Electrical losses also were reduced, “Instead of joints put together with screws on bus bars and connection bars, we now weld them together,” he says. “With those and a lot of other improvements combined, we were able to optimize the system to get even better fuel economy while maintaining performance and fun-to-drive characteristics. It was a whole system approach, redesigning every component for maximum efficiency, starting with blank sheets of paper.”

Among the many key suppliers, Denso and Aisin worked with Toyota to help improve the overall hybrid system from early in the program, and Prime Earth Energy (PEVE) collaborated on development of the new lithium-ion battery.

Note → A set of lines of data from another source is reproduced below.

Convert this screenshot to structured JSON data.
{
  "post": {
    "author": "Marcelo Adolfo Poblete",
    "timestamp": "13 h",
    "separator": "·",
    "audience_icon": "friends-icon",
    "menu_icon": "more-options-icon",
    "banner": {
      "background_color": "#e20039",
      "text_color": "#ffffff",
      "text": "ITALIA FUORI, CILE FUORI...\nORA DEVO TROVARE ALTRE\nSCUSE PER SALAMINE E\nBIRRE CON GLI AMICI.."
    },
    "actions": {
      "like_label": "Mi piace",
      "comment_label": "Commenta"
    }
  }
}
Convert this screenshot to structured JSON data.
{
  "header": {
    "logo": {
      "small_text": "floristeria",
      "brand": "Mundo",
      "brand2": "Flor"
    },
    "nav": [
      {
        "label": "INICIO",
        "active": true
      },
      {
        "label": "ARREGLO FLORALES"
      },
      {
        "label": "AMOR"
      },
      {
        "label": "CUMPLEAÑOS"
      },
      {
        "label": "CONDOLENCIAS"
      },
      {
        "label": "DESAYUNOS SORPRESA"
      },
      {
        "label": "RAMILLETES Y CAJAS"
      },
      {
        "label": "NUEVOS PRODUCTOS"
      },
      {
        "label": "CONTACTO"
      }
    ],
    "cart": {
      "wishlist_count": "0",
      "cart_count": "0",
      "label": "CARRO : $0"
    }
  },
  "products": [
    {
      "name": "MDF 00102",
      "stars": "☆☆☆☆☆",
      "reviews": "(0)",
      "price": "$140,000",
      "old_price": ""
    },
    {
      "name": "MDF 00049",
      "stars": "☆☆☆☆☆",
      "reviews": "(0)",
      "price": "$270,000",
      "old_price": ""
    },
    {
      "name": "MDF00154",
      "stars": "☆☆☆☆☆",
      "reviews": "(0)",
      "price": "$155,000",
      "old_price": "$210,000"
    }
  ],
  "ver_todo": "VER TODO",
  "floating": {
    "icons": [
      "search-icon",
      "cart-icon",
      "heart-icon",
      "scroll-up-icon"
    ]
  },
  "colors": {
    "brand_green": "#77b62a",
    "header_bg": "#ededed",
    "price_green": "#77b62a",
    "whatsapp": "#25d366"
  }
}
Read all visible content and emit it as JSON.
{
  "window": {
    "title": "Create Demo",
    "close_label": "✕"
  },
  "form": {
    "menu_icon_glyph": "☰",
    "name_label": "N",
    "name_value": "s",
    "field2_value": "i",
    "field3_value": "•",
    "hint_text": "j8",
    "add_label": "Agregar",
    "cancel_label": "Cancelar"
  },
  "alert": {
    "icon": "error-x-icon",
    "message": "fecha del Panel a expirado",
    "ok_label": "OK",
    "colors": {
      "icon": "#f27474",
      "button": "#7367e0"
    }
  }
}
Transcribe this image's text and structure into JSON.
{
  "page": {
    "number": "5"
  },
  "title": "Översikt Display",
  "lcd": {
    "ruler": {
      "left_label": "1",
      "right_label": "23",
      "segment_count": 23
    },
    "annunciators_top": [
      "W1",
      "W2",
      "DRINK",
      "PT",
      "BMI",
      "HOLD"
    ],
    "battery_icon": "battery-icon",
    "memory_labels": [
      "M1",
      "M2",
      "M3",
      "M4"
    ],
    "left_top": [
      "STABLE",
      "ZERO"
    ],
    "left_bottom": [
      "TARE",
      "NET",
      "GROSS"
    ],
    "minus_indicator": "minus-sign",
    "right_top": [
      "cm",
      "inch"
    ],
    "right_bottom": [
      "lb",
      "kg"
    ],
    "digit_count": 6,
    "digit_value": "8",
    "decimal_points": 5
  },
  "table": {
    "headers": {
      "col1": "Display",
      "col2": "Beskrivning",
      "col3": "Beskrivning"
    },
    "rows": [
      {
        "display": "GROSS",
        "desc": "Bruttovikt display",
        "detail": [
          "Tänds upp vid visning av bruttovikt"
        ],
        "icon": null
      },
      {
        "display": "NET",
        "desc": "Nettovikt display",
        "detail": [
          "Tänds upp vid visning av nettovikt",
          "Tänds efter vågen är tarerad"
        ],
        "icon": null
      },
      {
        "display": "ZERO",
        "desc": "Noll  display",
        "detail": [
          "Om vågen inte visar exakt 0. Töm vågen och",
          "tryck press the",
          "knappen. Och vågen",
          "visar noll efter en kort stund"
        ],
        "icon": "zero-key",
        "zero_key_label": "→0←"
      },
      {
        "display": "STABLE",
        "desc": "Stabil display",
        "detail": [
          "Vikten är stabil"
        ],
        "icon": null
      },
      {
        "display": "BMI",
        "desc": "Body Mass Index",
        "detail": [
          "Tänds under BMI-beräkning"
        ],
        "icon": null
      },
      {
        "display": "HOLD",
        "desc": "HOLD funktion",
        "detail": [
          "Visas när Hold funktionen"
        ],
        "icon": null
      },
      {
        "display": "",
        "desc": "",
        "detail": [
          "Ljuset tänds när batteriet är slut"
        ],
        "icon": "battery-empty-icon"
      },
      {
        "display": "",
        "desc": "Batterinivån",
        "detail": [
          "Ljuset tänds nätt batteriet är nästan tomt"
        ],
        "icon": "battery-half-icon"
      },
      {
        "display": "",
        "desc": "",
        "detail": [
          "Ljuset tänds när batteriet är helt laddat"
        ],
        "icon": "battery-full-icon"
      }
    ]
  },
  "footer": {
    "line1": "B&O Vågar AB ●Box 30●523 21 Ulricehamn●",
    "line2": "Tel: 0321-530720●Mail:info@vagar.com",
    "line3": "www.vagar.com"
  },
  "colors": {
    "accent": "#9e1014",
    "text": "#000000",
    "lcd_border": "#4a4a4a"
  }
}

Stefanon adds the fuel-economy/fun-to-drive balance was the team’s toughest challenge, “In the previous generation, fuel efficiency was the major target,” he says. “With this one, maintaining performance with a more efficient system was a big challenge. The new double-wishbone rear suspension added weight, for example, so mass control and aerodynamic drag were important. We had the mass challenge of some added items, but by reducing the weight of some other components, the base vehicle weight stayed roughly the same.”

With each new, better and more fuel-efficient Prius, many observers have wondered how much better the next generation could be without significantly hurting its performance and drivability and/or driving its cost out of sight.

“Cost is always a big item,” Stefanon says, “so we continue working on reducing the cost. And there are always ways to improve efficiency, so we’ll keep working on that as well, finding ways to improve usage of the energy from the fuel and the batteries, how to use each one at a particular time that is best for efficiency, while still delivering the fun-to-drive (aspect) that everyone wants.”